I. Explosión demográfica

Un texto de Kevin E. Schmiesing, del Acton Institute.  Él es autor de “Within the Market Strife: American Catholic Economic Thought from Rerum Novarum to Vatican II” (Lexington Books, 2004). El tema tratado por el autor es el de la explosión demográfica, o mejor dicho el de su implosión.

En años recientes un cambio extraordinario ha ocurrido en el nivel de la discusión de política social internacional.

El lenguaje de los alarmistas de la “explosión demográfica” como Paul Ehrlich ha cedido a las advertencias de la “implosión demográfica” del gobierno europeo y de oficiales de las Naciones Unidas.

Concedido que trata de un fenómeno localizado, que se complica con fuerzas opuestas, la sabiduría convencional acerca de la sobrepoblación como el mayor problema global, se mantiene en las comunidades de políticas públicas y científicas.

A pesar de eso, en Europa y partes de Asia, especialmente, hay una nueva voluntad para enfrentar el problema de la reducción demográfica.

Llamando a esta situación “crítica”, el presidente ruso Vladimir Putin ha convocado a un plan de diez años para intentar revertir la caída a plomo de la tasa de nacimientos en esa nación. Putin tiene razón: la población rusa disminuye en 700,000 anualmente y hay más indicaciones de una caída mayor que de una reversión.

El presidente pide pagos en efectivo a las madres, más generosos permisos de maternidad y otros beneficios que fomenten el prospecto de tener hijos.

Corea del Sur ha asignado 35 mil millones de dólares durante los siguientes cinco años al problema de su baja tasa de natalidad. Muchas naciones europeas han colocado incentivos para incrementar el número de nacimientos y hay conversaciones para mejorar esos incentivos.

Estos debates de política poblacional tiene consecuencias económicas vitales. Se han reconocido ampliamente los apuros de los sistemas de bienestar social en Europa causados por una población creciente de personas mayores al mismo tiempo que números menores de trabajadores.

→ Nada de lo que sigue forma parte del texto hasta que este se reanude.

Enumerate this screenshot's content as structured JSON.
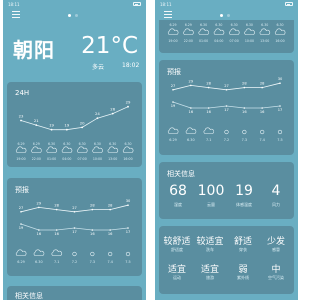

En algunos casos, la política puede ser realmente contraproducente. Joseph D’Agostino del Population Research Institute, ha señalado que en Corea del Sur la iniciativa será financiada por un impuesto especial “que incrementará la carga en la economía de Corea del Sur y podrá disminuir la tasa de nacimientos en el largo plazo”.

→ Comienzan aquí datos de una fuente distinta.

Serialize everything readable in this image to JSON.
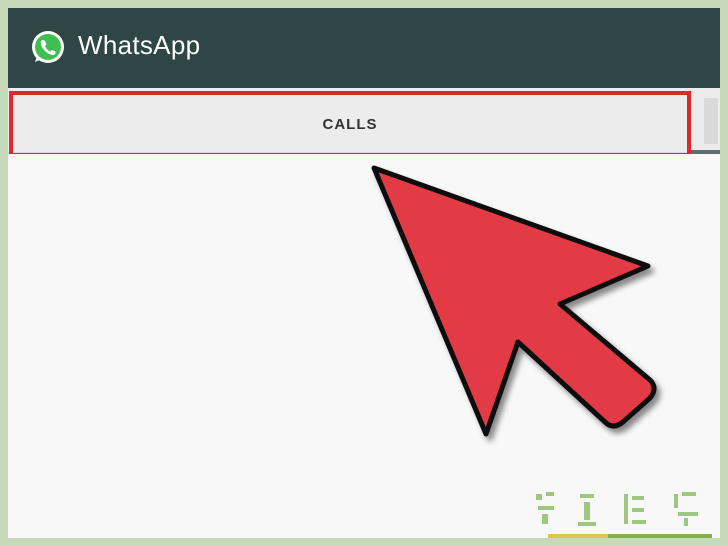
{
  "app": {
    "title": "WhatsApp",
    "logo_icon": "whatsapp-logo-icon",
    "colors": {
      "appbar": "#2e4646",
      "tab_background": "#ececec",
      "highlight": "#e0262f",
      "arrow": "#e23a45"
    }
  },
  "tabs": [
    {
      "label": "CALLS",
      "selected": true
    }
  ],
  "annotation": {
    "arrow_icon": "pointer-arrow-icon",
    "highlight_box": "red-highlight-box"
  }
}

Pero el mayor y crucial punto a señalar es que todos esos esfuerzos de políticas son en si mismos limitados.

Los gobiernos pueden fomentar el tener hijos con políticas amigables a las familias (nunca más que manteniendo impuestos bajos y un crecimiento económico fuerte), pero las decisiones de tener hijos son naturalmente personales e íntimas —un fenómeno mucho más dependiente de factores culturales que de económicos o políticos.

Los gobiernos europeos occidentales han estado experimentando con incentivos filiales durante décadas y las tasas de nacimientos han bajado. La única excepción es Francia, donde la alta tasa de natalidad de una floreciente población musulmana ha moderado el promedio del país.

Es dudoso que la relativa alta fertilidad de los musulmanes tenga algo que ver con las políticas gubernamentales. Más probablemente la religión del Islam, con sus normas sociales, es el factor decisivo.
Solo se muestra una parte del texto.